SAEP also gives out $2.1 million in scholarship aid to local students attending one of the local higher education partners to help remove the financial barriers that prevent so many from pursuing degrees. Recipients, enrolled in college, are then part of the Scholar Success Program that follows them and provides mentorship and connection to resources to help students persist to complete their degree. That may even include emergency funds to help with expenses such as unexpected school expenses or transportation that can inhibit degree completion.
Though she no longer works in the front-line ministry, Damaris sees her role with SAEP as a way to serve people and still make an impact alongside her coworkers who share that same passion.
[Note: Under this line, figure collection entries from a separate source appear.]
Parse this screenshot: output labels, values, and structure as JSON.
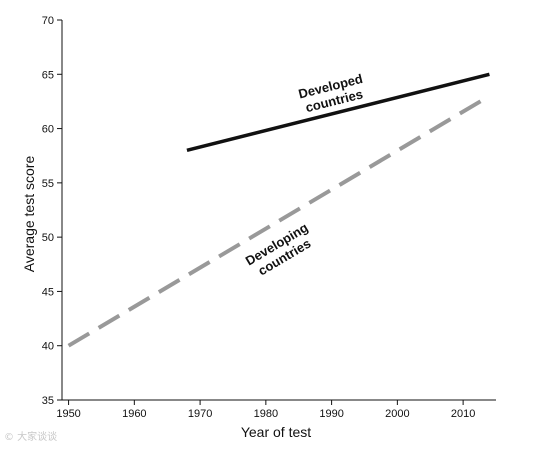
{
  "chart_data": {
    "type": "line",
    "title": "",
    "xlabel": "Year of test",
    "ylabel": "Average test score",
    "xlim": [
      1949,
      2015
    ],
    "ylim": [
      35,
      70
    ],
    "xticks": [
      1950,
      1960,
      1970,
      1980,
      1990,
      2000,
      2010
    ],
    "yticks": [
      35,
      40,
      45,
      50,
      55,
      60,
      65,
      70
    ],
    "grid": false,
    "series": [
      {
        "name": "Developed countries",
        "style": "solid",
        "color": "#111111",
        "x": [
          1968,
          2014
        ],
        "y": [
          58,
          65
        ]
      },
      {
        "name": "Developing countries",
        "style": "dashed",
        "color": "#999999",
        "x": [
          1950,
          2014
        ],
        "y": [
          40,
          63
        ]
      }
    ],
    "annotations": [
      {
        "lines": [
          "Developed",
          "countries"
        ],
        "x": 1990,
        "y": 63.5
      },
      {
        "lines": [
          "Developing",
          "countries"
        ],
        "x": 1982,
        "y": 49
      }
    ]
  },
  "watermark": "© 大家谈谈"
}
She desires for the Kingdom of God to be reflected on earth, where people are thriving and living with purpose. Currently, however, the demographics of those in San Antonio earning degrees does not mirror the ethnic demographics of the city.
“This is really helping people at a disadvantage to access the same education that others have been able to access. But it doesn’t stop there; it’s for them to be able to persist throughout,” she says. “With those degrees or certifications, they can move up in employment, sustain their families and pour back into their communities as well.”
For Damaris, the role allows her to live out her own purpose of seeing the intrinsic value in all people. It’s something her husband and three daughters – Thea, 7, Ruth, 3, and Avi, 16 months – both inspire and support.
“I originally studied cultural missions, which is sharing the gospel to different cultures. Though I don’t do that with preaching or teaching, I would like to think I do that through how I serve and love people now,” she says. “It may not be my degree, but it is my calling.”